Te Wierik benadrukt dat er ,,altijd actief wordt gereageerd” op dergelijke meldingen. ,,Dat staat in vaste protocollen: hoe we reageren, wat we vragen, hoe we doorvragen. Die vaste handelswijzen houden we steeds tegen het licht met de vraag: ‘doen we nog steeds het goede?’ En soms worden ze bijgesteld. Achteraf is er altijd een evaluatie of adequaat genoeg is gereageerd op meldingen.”

Maatschappelijk debat over femicide noodzakelijk

Te Wierik: ,,Aan dit soort zaken zit vaak een lang voortraject met herhaaldelijke meldingen. Dan kijken we met partners hoe we dit kunnen stoppen, bijvoorbeeld met stopgesprekken met de dader, huisverboden, contactverboden. Maar dat helpt niet in alle gevallen.”

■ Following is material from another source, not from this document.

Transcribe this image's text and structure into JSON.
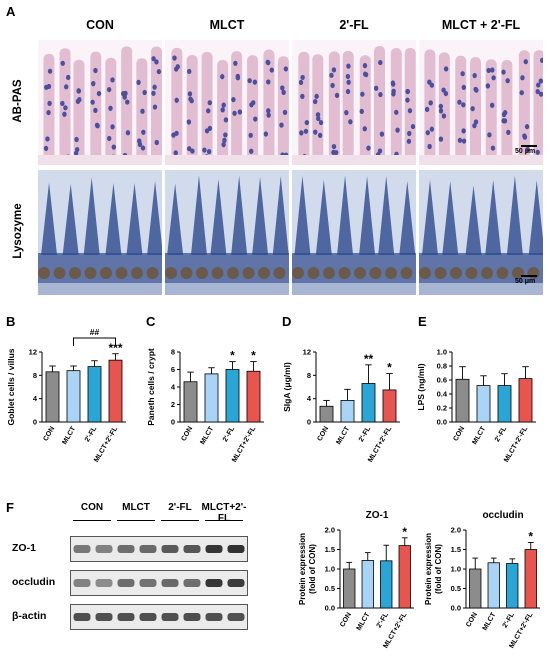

Zowel Hoekman als Te Wierik vinden het belangrijk om veel meer bewustzijn te kweken. ,,Dat is belangrijk voor het traject dat vooraf gaat aan een moord, nog voordat de politie in beeld komt. Het gaat over maatschappelijke fenomenen; over de achterstelling van de vrouw ten opzichte van de man in de maatschappij. Bijvoorbeeld dat veel vrouwen nog steeds financieel afhankelijk zijn van hun partner, en niet kunnen ontsnappen uit een gewelddadige relatie. Zo’n begrip als femicide kan helpen als label, als duiding van het probleem. Als het een naam heeft, maakt het de discussie scherper.”